There is no association between the size of the original lesion and its location to its chances of early involution.

What are the complications of infantile hemangiomas?

Most of the time, no complications occur. The lesion itself is not painful, does not itch, will usually not bleed spontaneously, and does not have a greater tendency for injury.
Sometimes one of the following can occur:
1. A cosmetic disorder – this is associated with where the hemangioma is located on the body. For example, a hemangioma found on the tip of the nose may affect the structure of the nose.
2. A disorder related to the function of an organ – for example, a hemangioma found on the eyelid can affect vision or one found on the windpipe can cause congenital stridor.
3. Ulceration – that means, the appearance of an ulcer (open wound) on the surface of the hemangioma that may occur spontaneously or may be the result of friction. Ulceration causes local pain and will usually lead to scar tissue formation.
4. The presence of an additional hemangioma – in about 1% of children who have an infantile skin hemangioma, there is a similar lesion found on the liver. Nonetheless, hemangiomas of the liver do not usually affect the function of the liver and tend to shrink relatively quickly (before the skin lesion shrinks) and therefore there is no need to routinely perform a liver ultrasound for every child with an infantile hemangioma.

Pediatric hemangioma 3

When is treatment for infantile hemangiomas recommended?

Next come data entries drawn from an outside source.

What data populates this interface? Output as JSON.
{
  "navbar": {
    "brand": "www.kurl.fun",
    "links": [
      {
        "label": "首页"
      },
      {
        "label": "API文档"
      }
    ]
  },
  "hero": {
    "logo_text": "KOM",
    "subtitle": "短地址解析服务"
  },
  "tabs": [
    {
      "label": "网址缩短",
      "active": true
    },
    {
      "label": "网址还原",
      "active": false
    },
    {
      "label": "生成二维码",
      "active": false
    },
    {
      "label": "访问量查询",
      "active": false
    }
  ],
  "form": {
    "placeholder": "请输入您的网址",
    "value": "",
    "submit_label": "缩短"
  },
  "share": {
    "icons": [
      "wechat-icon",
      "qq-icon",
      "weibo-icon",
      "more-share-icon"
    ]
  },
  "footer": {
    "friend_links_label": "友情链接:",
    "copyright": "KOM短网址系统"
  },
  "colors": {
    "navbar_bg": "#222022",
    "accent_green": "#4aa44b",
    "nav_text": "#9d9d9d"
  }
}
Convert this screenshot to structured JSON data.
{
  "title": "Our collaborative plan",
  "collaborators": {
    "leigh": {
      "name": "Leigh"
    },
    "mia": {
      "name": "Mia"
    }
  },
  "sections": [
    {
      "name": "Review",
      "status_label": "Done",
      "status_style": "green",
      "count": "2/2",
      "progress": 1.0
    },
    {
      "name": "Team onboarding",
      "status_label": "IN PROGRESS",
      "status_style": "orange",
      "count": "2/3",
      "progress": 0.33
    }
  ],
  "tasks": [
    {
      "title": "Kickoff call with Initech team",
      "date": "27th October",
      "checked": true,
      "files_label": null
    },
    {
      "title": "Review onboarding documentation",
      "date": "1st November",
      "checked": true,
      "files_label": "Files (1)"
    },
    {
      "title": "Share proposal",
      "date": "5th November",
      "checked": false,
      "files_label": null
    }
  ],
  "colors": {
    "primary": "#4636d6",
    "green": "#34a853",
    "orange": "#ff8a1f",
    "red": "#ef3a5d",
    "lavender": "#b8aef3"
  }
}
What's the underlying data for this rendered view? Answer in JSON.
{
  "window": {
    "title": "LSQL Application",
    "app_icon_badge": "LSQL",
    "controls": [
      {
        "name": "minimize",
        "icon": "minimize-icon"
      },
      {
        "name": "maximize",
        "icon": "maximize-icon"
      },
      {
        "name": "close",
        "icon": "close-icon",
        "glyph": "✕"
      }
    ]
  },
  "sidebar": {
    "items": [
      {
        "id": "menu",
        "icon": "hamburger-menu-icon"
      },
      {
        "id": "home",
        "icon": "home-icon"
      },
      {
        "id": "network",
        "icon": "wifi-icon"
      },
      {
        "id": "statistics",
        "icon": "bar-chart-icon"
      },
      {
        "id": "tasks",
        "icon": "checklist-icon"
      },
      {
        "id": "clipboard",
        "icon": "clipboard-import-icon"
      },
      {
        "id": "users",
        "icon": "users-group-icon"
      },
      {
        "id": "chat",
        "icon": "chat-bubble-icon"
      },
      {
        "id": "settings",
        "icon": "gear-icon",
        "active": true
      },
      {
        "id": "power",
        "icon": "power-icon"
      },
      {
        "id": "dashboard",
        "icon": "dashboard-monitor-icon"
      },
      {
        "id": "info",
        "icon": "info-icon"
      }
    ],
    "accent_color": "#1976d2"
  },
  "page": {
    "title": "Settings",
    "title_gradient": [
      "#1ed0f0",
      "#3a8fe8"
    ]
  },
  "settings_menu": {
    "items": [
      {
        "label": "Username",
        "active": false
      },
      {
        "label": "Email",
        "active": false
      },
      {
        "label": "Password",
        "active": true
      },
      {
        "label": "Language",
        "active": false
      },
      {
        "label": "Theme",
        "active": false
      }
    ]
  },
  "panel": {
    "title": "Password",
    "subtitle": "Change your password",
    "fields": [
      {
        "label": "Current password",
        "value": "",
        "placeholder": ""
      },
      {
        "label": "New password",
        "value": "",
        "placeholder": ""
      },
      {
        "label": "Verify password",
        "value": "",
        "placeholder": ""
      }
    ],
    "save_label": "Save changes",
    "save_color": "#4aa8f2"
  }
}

Most infantile hemangiomas do not require specific treatment and monitoring alone is sufficient. Parents need lots of reassurance and need to be reminded that there is no need for treatment.
However, when there is a functional disorder, a cosmetic concern or a concern for the development of ulceration, treatment should be considered.

How are infantile hemangiomas treated?

The first line of treatment are medications belonging to the beta-blocker family – propranolol or atenolol. This medication is given by mouth until the child is 15 months old. The medication requires several simple tests prior to the start of treatment and throughout the months of treatment. When the hemangioma is small and superficial, a topical formulation of the medication can be given (gel form).
The decision to treat the hemangioma, the type of treatment and the monitoring are typically done at a pediatric dermatologist’s office.

Is the timing of treatment significant?

Yes.
Since the size of the hemangioma at the start of treatment has an effect on the final result, it is important to start treatment that will stop its rapid growth. Early referral to a pediatric dermatologist for the consideration of treatment depending on the indications is therefore important.

What about laser treatment?

Laser treatment of infantile hemangiomas is not common practice.

What about surgical treatment?

Cosmetic surgery is sometimes performed when a mark or scar is left after the hemangioma has been treated.

In summary, this is a very common topic in pediatrics that often raises lots of questions and concern for parents. On the other hand, just like most of the other conditions in pediatrics, there is no need for specific treatment and it is always preferable to refer to a specialist in order to get the best consult.